DISABILITY & LONG TERM CARE
That’s right! I said it, I shouted it out! It’s time the Equine World faces the facts. This is the most important insurance we need (after we insure the horse, tack, farm and trailer).
We’ve all been at a barn, a show or out on a trail where someone gets injured; a broken arm, cracked ribs, dislocated shoulder or torn muscle, need I go on? We accept injury as a part of the package. We can’t be around horses without some blood spilling or a bone cracking. But we shake it off, check to make sure our horse is alright and tell everyone around us “I can still ride, rope, jump, etc.” Riding horses is not for the faint of heart, that’s for sure.
You think you are protected because you have medical insurance or you can nurse that wound without seeing a doctor? Medical insurance is for the immediate injury, it does not pick up the care needed after the bone is set and cast.
What happens when you can’t go to work to pay for your horse lifestyle? What if your job is working with horses but you can’t work due to an injury from riding? What if you are laid up for more than a day or two?

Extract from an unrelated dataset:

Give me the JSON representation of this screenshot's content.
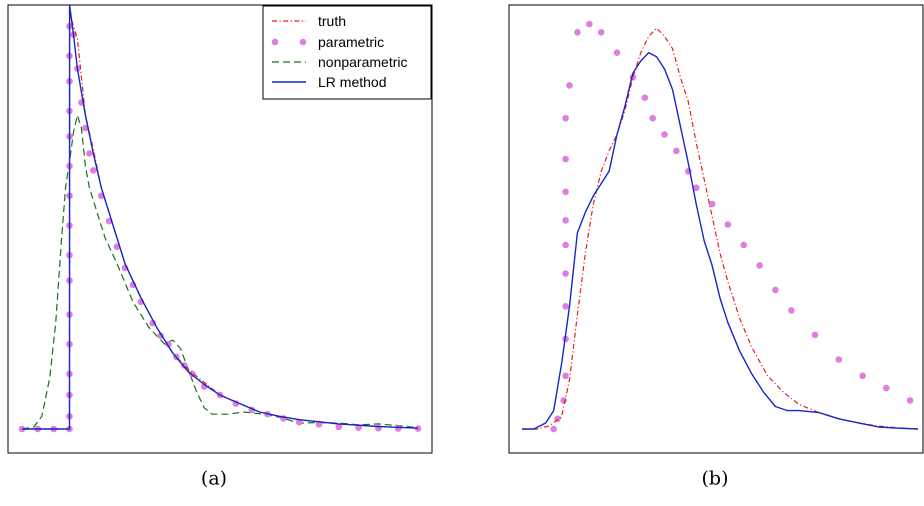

Do you have a plan at home for who will take care of you because you can’t take care of yourself?
Trainers, farriers, vets and grooms should listen up. Disability insurance should be the top of the list when you review your insurance with your agent. Your hands on work with horses could leave you laid up for some time. Do you have money saved to handle being out of work for months? Losing all those clients while you are recovering from an injury? Or a back-up plan if you can’t go back to work because your injury has now made it impossible for you to continue riding, shoeing, grooming, etc.?

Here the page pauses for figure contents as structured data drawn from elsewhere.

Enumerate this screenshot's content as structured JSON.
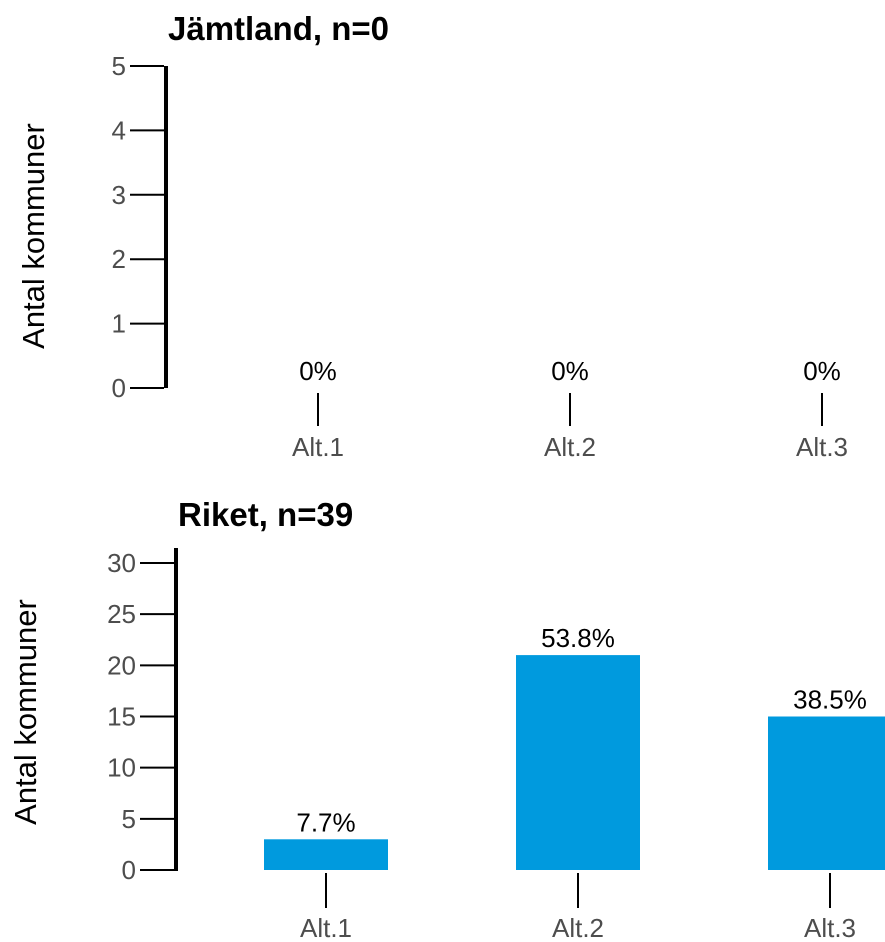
{
  "chart_data": [
    {
      "type": "bar",
      "title": "Jämtland, n=0",
      "ylabel": "Antal kommuner",
      "categories": [
        "Alt.1",
        "Alt.2",
        "Alt.3"
      ],
      "values": [
        0,
        0,
        0
      ],
      "data_labels": [
        "0%",
        "0%",
        "0%"
      ],
      "yticks": [
        0,
        1,
        2,
        3,
        4,
        5
      ],
      "ylim": [
        0,
        5
      ],
      "grid": false,
      "color": "#009ADE"
    },
    {
      "type": "bar",
      "title": "Riket, n=39",
      "ylabel": "Antal kommuner",
      "categories": [
        "Alt.1",
        "Alt.2",
        "Alt.3"
      ],
      "values": [
        3,
        21,
        15
      ],
      "data_labels": [
        "7.7%",
        "53.8%",
        "38.5%"
      ],
      "yticks": [
        0,
        5,
        10,
        15,
        20,
        25,
        30
      ],
      "ylim": [
        0,
        31
      ],
      "grid": false,
      "color": "#009ADE"
    }
  ]
}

It’s human to believe ourselves invincible and Horse People are the most hubris of all. We have to be honest with ourselves and to do so we must admit that something bad can happen whether or not we acknowledge it. Our horses get all the care and attention we sacrifice for ourselves.

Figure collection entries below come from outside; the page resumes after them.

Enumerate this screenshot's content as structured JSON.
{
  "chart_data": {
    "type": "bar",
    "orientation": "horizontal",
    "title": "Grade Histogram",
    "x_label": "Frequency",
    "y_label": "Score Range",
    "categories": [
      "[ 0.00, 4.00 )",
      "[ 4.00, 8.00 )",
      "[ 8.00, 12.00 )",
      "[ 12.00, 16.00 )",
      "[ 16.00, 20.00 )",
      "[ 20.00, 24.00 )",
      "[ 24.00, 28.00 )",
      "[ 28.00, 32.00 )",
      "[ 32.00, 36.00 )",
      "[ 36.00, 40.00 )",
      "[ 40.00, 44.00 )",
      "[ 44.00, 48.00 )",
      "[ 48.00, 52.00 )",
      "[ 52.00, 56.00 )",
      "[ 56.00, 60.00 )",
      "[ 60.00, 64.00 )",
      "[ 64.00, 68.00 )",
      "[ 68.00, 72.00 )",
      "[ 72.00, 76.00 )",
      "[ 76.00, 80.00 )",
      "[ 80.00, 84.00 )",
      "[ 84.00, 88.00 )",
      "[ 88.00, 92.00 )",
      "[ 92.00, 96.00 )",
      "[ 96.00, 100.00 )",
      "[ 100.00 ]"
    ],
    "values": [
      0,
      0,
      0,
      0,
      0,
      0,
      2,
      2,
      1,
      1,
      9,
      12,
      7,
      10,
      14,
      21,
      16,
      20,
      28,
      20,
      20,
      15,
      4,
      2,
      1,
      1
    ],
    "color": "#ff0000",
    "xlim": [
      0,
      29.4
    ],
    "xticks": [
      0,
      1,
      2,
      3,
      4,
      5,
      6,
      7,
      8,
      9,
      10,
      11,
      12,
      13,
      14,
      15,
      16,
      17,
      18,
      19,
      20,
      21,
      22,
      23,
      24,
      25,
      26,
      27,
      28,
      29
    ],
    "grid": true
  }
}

I have disability insurance and long term care insurance (lucky enough to get it through my job). I am 37 years old. I spend most of my time and money on my horses, so I know how important it will be if I am injured and can’t work to support my horse lifestyle. I have 31 years of riding experience and in those 31 years I have broken bones, dislocated and sprained body parts I didn’t know could be injured. I have been lucky each time to be able to get up, dust myself and walk away or get back on my horse. However, I know I am pushing my luck every time I put my foot in the stirrup. I don’t want insurance when I need and find I don’t have the coverage.
Talk to us or your insurance agent about your options. Stop gambling with your luck because one day it may not be there, as if someone left the barn door open and it just walked out.